The cold and wet early morning starts of our beach monitoring team delivers information that is both useful and highly valued by the local council and coastal engineers.

 

At a meeting held on 14 December in Port Fairy, DELWP Coastal Engineer, Darren James, spoke highly of our work in beach monitoring and referred to us as one of the best examples in the state.

 

The meeting was a way to to discuss methodologies and swap information and included David Bills-Thompson, PFCG Technical Officer, Darren James, Principal Coastal Engineer, DELWP and Dr. Werner Hennecke Phd, MSc.  Dr Hennecke is a consultant with Cardno and is a GIS Specialist/Senior Coastal Geomorphologist Water & Environment.

 

At the meeting David explained what we do with Beach Monitoring in Port Fairy and outlined the results and the availability of data in the Posts Spreadsheet which is to be circulated to Darren and Werner. 

 

Darren James, committed to providing additional information such as: 

  • historic coastal images

  • LIDAR images

  • bathometric surveys of PF Bay.
     

Darren and Werner shared a number of significant documents with our group which are available including articles on:

  • Bengello Beach near Moruya, NSW which has been studied for 40 years and is similar in geography to Port Fairy Bay,

  • dealing with the importance of Beach Monitoring or, as they refer to it, Data Collection. 

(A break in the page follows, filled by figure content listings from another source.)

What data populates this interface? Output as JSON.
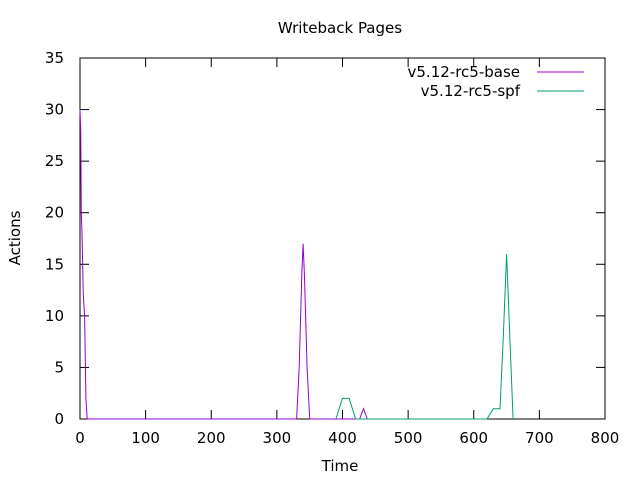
{
  "chart_data": {
    "type": "line",
    "title": "Writeback Pages",
    "xlabel": "Time",
    "ylabel": "Actions",
    "xlim": [
      0,
      800
    ],
    "ylim": [
      0,
      35
    ],
    "xticks": [
      0,
      100,
      200,
      300,
      400,
      500,
      600,
      700,
      800
    ],
    "yticks": [
      0,
      5,
      10,
      15,
      20,
      25,
      30,
      35
    ],
    "grid": false,
    "legend_position": "top-right",
    "series": [
      {
        "name": "v5.12-rc5-base",
        "color": "#9400d3",
        "x": [
          0,
          1,
          2,
          3,
          5,
          7,
          9,
          11,
          330,
          334,
          338,
          340,
          342,
          346,
          350,
          420,
          426,
          432,
          438,
          444
        ],
        "y": [
          30,
          28,
          20,
          18,
          12,
          10,
          2,
          0,
          0,
          5,
          14,
          17,
          14,
          5,
          0,
          0,
          0,
          1,
          0,
          0
        ]
      },
      {
        "name": "v5.12-rc5-spf",
        "color": "#009e73",
        "x": [
          390,
          400,
          410,
          420,
          620,
          630,
          640,
          645,
          650,
          655,
          660
        ],
        "y": [
          0,
          2,
          2,
          0,
          0,
          1,
          1,
          8,
          16,
          8,
          0
        ]
      }
    ]
  }
}
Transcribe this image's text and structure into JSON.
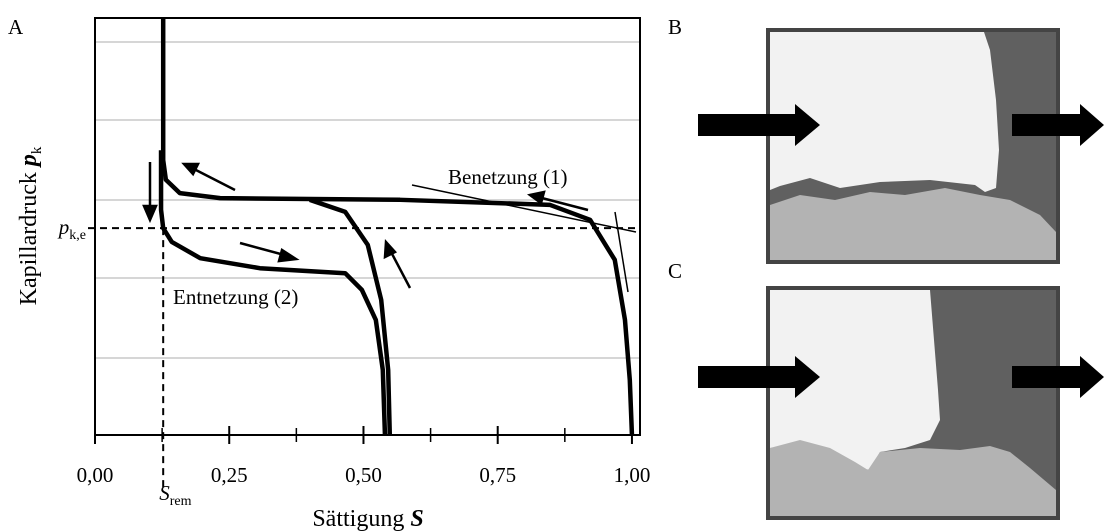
{
  "chart_data": {
    "type": "line",
    "panel_label": "A",
    "x_label": {
      "text": "Sättigung ",
      "symbol": "S"
    },
    "y_label": {
      "text": "Kapillardruck ",
      "symbol": "p",
      "subscript": "k"
    },
    "xlim": [
      0,
      1.015
    ],
    "ylim": [
      0,
      1
    ],
    "xticks": [
      {
        "value": 0,
        "label": "0,00"
      },
      {
        "value": 0.25,
        "label": "0,25"
      },
      {
        "value": 0.5,
        "label": "0,50"
      },
      {
        "value": 0.75,
        "label": "0,75"
      },
      {
        "value": 1,
        "label": "1,00"
      }
    ],
    "xminorticks": [
      0.125,
      0.375,
      0.625,
      0.875
    ],
    "entry_pressure": {
      "value": 0.496,
      "symbol": "p",
      "subscript": "k,e"
    },
    "residual_saturation": {
      "value": 0.127,
      "symbol": "S",
      "subscript": "rem"
    },
    "series": [
      {
        "color": "#000000",
        "x": [
          0.127,
          0.127,
          0.132,
          0.158,
          0.233,
          0.568,
          0.847,
          0.922,
          0.968,
          0.987,
          0.996,
          1.0
        ],
        "values": [
          1.0,
          0.659,
          0.612,
          0.58,
          0.568,
          0.564,
          0.552,
          0.516,
          0.42,
          0.276,
          0.132,
          0
        ]
      },
      {
        "color": "#000000",
        "x": [
          0.123,
          0.123,
          0.127,
          0.143,
          0.196,
          0.307,
          0.466,
          0.497,
          0.523,
          0.536,
          0.54
        ],
        "values": [
          0.683,
          0.54,
          0.496,
          0.463,
          0.424,
          0.4,
          0.388,
          0.348,
          0.276,
          0.156,
          0
        ]
      },
      {
        "color": "#000000",
        "x": [
          0.549,
          0.546,
          0.533,
          0.508,
          0.466,
          0.4
        ],
        "values": [
          0,
          0.156,
          0.324,
          0.456,
          0.535,
          0.564
        ]
      }
    ],
    "annotations": [
      "Benetzung (1)",
      "Entnetzung (2)"
    ],
    "panels": [
      "B",
      "C"
    ]
  }
}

The point was made that to accurately predict a one in a hundred year 'weather event' you need to have three hundred years worth of accurate data.

 

Darren also discussed the perils of beach enrichment from sand dredging in the bay and concluded that it was not feasible. The difficulties arise because of dredge limitations on how deep they can dredge. If you take sand from a trench in relatively shallow water, spurious waves can be set up and cause more damage. A very large dredge is required to work in water at depths that would prevent spurious waves from forming and would have a prohibitive cost. Sand enrichment is at best a temporary fix and would need repeating.